MSCI Low Volatility ETF
Optimization based on "Barra" score with focus on low beta and volatility
- $MVOL (+0.11%) (World | TER 0.30 % | TD 0.01 % | 2.6 bn | 3Y underperf. vs. world -5,5 %. |3Y Vola 11.6% | max Drawdown 29%)
- $XDEB (+0.38%) (World | TER 0.25 % | TD n.a. | 0.5 bn | 3Y underperf. vs. world -4,8 %. 3Y vola 11.6% | max drawdown 29%)
- $MVUS (+0.45%) (US | TER 0.20 % | TD -0.20 % | 1.7 bn | 3Y underperf. vs. S&P 500 -4,1 %. 3Y Vola 15.6% | max Drawdown 33%)
- $MVEU (-0.2%) (Europe | TER 0.25 % | TD - 0.07 % | 0.8 bn | 3Y underperf. vs. Eurostoxx 600 -3,8 % 3Y Vola 11.0% | max Drawdown 30 %)
Index methodology:
- First the starting (parent) index is calculated, here e.g. MSCI World. Then optimizations, e.g:
- a share may never be represented by more than 1.5% or 20 times the parent index (i.e. if 0.005% in the parent index, max. 1%) Minimum share: 0.05%
- Country weighting no more than +/- 5% of the parent index (if > 2.5%)
- Barra Optimizer is then used to put together the portfolio with the lowest risk (mathematical model that incorporates macroeconomic and microeconomic parameters)

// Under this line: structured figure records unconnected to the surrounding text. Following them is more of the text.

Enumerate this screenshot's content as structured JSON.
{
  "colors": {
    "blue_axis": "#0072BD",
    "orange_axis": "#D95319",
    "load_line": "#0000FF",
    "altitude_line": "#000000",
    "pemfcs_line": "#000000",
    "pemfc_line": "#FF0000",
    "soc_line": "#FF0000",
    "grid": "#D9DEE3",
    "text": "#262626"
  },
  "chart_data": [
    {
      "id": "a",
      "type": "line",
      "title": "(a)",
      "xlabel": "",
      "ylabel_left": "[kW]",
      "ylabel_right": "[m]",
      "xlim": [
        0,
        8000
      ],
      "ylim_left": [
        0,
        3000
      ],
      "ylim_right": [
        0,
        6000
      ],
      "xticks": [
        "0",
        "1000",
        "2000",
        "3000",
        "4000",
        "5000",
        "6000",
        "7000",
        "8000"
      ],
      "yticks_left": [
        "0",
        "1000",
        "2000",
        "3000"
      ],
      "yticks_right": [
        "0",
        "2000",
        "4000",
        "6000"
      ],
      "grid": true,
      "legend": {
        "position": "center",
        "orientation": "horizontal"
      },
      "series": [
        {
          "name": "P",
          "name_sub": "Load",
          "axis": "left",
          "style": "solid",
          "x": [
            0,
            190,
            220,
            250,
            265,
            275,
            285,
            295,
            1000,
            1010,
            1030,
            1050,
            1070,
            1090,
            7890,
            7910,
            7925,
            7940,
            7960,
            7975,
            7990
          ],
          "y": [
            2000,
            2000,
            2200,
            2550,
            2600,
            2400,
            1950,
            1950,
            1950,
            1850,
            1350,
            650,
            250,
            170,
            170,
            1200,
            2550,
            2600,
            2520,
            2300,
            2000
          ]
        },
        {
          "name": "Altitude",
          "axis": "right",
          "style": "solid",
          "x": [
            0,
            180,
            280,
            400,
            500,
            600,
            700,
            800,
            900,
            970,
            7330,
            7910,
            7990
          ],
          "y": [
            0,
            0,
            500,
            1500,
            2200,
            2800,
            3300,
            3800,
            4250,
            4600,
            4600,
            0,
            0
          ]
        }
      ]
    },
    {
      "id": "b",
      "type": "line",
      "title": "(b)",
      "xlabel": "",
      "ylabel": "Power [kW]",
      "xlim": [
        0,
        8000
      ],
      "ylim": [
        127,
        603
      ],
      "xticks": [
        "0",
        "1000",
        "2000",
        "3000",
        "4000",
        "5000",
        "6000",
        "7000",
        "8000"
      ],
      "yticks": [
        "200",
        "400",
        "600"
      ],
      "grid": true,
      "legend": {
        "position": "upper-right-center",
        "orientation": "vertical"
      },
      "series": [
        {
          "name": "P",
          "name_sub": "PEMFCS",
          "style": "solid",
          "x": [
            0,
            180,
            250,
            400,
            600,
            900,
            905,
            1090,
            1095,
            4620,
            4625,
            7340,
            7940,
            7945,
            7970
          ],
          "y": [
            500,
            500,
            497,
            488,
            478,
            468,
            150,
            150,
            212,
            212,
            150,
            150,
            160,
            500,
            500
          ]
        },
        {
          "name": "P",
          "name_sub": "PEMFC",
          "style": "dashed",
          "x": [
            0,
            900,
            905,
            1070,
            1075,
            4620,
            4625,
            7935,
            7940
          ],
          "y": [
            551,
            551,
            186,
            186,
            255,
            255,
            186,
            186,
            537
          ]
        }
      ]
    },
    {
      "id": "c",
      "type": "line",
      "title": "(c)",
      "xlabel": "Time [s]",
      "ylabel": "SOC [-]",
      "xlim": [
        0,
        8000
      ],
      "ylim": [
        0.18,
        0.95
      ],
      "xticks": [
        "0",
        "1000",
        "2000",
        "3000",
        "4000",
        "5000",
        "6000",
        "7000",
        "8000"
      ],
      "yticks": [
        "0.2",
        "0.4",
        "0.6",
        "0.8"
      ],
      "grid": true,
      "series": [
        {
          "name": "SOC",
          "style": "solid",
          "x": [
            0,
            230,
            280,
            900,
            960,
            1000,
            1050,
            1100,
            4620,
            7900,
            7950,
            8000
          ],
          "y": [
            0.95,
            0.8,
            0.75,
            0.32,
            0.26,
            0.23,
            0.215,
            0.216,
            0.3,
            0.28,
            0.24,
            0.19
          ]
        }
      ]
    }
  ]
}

- The aim is to achieve a lower beta and lower volatility as well as a lower weighting of large caps compared to the parent index.
Invesco: High dividend with low volatility
$HDLG (+0.19%) (US | TER 0.30 % | TD - 0.48 % | 0.4 bn | 3Y Underpfer. vs. S&P 500 -1,1 % | Dividend yield 3.6 %. |(3Y vola 16 % | max drawdown 40 %)
Index methodology:
- 50 high-dividend stocks are selected from the S&P 500, the individual weight of the stocks in the ETF may only be between 0.05 % and 3 %, and a CIGS sector (Global Industry Classification Standard - 11 in total) may contain a maximum weight of 25 %
- Dividend ranking: shares are sorted in descending order according to their 12-month dividend
- 75 stocks with the highest dividend yield are selected, with a maximum of 10 stocks per CIGS sector
- Volatility: the volatility of the last year is now calculated for the 75 shares and the 50 shares with the lowest volatility mark the selection for the ETF.
- Insufficient diversification? One might think that the small selection of only 50 stocks leads to insufficient diversification. However, studies have shown that even with 50 stocks, the non-systemic (company-related) risk is almost leveled out:
Conclusion:
In my view, personal resilience and risk tolerance play the biggest role in the choice of a low volatility ETF. If market fluctuations make you sleep uneasily, it can be a good idea to include such ETFs in your portfolio. Even if you are sitting in cash, for example, and the market seems overvalued, such a vehicle can be a sensible way to enter with a slightly limited risk.
Of the ETFs listed, the Invesco Dividend ETF appeals to me the most, as it contains a risk adjustment with sector and volatility weighting compared to classic dividend ETFs.
Do you have low-volatility ETFs in your portfolio? What are your opinions on this?